Within cities is different. European cities are old. They are designed practically with pedestrian-only zones and large public squares and community gathering spaces that we in the US have discarded for stripmalls and parking lots. It's one huge reason that so many Americans have no sense of community and no concern for others; American car culture has produced a country of social isolation, which has lead directly to the current mental health crisis and the embrace of cruelty in policymaking. We should be pushing our politicians to end car culture and bring back community spaces, but 70 years of marketing by the auto industry has entirely brainwashed the country. Car culture is creeping into Europe, too, at the very time we desperately need to end car dependence. The planet is literally on fire, in large part due to cars.  

If I had to do it over again I probably wouldn't rent the car. But then we might have missed the cork farm...

We arrived to Évora in the evening and could not find the hotel after we parked. Not kidding. We wandered. We split up. (Not on purpose.) Google Maps was inaccurate. So were the people we asked. But we finally made it, separately but about the same time.

We checked in by the big cow then went for dinner. The large public square near the hotel had plenty of outdoor tables, but most of it was small plates and lunch type of things, and we wanted to try something new. I had a beer and we people watched for a bit while the sun sank over this former Roman city.
I wondered what was in the alley just off the square, so I peeked around the corner. Voila.

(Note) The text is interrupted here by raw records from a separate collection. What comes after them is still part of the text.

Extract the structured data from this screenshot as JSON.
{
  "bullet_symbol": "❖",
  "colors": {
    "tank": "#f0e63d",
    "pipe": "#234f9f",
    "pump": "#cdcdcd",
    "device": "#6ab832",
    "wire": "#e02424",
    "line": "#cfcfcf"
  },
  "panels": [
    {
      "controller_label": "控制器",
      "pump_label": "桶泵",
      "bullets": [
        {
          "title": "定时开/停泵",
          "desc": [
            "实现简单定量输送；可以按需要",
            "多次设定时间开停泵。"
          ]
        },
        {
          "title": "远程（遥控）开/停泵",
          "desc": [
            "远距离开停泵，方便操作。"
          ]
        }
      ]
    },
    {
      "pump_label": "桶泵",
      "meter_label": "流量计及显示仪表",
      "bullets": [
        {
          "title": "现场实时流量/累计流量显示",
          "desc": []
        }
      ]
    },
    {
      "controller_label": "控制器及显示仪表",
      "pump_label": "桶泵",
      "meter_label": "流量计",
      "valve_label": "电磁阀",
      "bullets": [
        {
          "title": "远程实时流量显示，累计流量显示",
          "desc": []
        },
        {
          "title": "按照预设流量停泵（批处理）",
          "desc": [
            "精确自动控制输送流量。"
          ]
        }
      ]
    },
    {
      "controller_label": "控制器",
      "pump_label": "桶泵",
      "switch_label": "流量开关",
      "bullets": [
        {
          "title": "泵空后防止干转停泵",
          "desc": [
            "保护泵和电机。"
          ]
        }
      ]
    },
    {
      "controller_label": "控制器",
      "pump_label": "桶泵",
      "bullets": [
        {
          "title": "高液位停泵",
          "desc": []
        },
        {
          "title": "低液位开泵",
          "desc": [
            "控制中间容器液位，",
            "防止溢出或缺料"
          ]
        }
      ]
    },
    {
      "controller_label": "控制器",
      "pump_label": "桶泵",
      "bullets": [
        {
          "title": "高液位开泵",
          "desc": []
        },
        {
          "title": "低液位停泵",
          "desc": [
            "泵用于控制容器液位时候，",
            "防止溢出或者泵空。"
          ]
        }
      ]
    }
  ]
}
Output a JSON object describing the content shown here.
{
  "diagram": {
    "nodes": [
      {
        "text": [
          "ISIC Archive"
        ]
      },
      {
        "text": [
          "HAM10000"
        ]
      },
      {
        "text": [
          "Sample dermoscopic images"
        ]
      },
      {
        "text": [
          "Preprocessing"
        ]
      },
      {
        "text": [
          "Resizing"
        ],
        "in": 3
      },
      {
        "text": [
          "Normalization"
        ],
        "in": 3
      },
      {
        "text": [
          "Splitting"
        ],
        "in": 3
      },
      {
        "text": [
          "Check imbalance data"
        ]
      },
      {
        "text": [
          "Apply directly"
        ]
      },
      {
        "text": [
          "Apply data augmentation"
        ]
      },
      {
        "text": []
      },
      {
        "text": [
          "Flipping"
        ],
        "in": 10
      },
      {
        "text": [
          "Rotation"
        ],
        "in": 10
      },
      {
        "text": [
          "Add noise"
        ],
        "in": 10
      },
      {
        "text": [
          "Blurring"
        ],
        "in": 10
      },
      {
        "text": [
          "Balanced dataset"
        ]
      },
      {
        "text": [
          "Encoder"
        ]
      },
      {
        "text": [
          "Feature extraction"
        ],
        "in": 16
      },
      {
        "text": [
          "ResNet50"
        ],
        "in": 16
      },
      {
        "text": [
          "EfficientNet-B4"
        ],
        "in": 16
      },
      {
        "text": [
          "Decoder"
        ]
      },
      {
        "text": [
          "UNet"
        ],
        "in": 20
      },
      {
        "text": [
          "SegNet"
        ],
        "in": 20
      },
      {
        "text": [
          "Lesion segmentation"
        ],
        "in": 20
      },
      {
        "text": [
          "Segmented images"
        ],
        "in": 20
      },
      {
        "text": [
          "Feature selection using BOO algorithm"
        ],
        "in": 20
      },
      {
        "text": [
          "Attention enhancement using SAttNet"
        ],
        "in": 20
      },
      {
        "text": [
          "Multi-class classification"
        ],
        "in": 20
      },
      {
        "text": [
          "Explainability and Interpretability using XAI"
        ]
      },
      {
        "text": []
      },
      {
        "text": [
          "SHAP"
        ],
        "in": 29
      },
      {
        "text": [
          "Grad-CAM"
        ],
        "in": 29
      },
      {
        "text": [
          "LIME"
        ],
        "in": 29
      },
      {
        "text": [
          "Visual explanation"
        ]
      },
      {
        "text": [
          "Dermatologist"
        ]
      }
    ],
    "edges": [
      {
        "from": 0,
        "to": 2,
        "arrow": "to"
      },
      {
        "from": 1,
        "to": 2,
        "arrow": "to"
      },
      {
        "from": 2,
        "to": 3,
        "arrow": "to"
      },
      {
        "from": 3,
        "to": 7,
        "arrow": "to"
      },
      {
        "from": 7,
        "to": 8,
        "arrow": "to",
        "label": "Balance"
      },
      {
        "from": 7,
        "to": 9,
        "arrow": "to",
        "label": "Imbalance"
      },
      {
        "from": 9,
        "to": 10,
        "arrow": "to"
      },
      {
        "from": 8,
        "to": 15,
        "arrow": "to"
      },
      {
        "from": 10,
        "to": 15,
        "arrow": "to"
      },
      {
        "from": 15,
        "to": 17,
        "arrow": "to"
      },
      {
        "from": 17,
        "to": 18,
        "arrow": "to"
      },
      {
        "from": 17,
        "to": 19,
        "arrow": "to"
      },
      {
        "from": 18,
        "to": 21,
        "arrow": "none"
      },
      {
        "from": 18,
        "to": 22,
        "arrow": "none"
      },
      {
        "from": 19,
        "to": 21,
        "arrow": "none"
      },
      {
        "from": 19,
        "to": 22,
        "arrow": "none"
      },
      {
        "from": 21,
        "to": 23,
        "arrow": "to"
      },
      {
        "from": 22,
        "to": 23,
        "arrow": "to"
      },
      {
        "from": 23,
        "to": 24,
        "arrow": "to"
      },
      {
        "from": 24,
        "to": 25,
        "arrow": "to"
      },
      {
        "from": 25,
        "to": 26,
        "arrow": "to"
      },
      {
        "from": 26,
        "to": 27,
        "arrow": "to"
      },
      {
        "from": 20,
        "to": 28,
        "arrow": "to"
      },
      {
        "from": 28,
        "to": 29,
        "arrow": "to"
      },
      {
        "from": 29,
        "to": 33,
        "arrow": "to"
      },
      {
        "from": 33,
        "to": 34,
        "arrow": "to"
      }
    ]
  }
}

What they call the "nightlife" street of Évora was lined with restaurants. We stopped at a place called Mr. Pickwick and had a fantastic dinner. I had pork cheeks in a traditional sauce from the area. I think Chris had lamb. We ate too much then ate some more. The restaurant was full of fun stuff on the walls and Mr. Pickwick himself was tending bar. (That wasn't his real name. LOL) I tried a wine of the region - not as good as Douro wines but still good.

After dinner, we set out to hear live music, but there was none on a Thursday evening in this small town, so we hung out with some Portuguese and listened to rock music for awhile before heading back and succumbing to sleep.
The next day would be a macabre kind of day.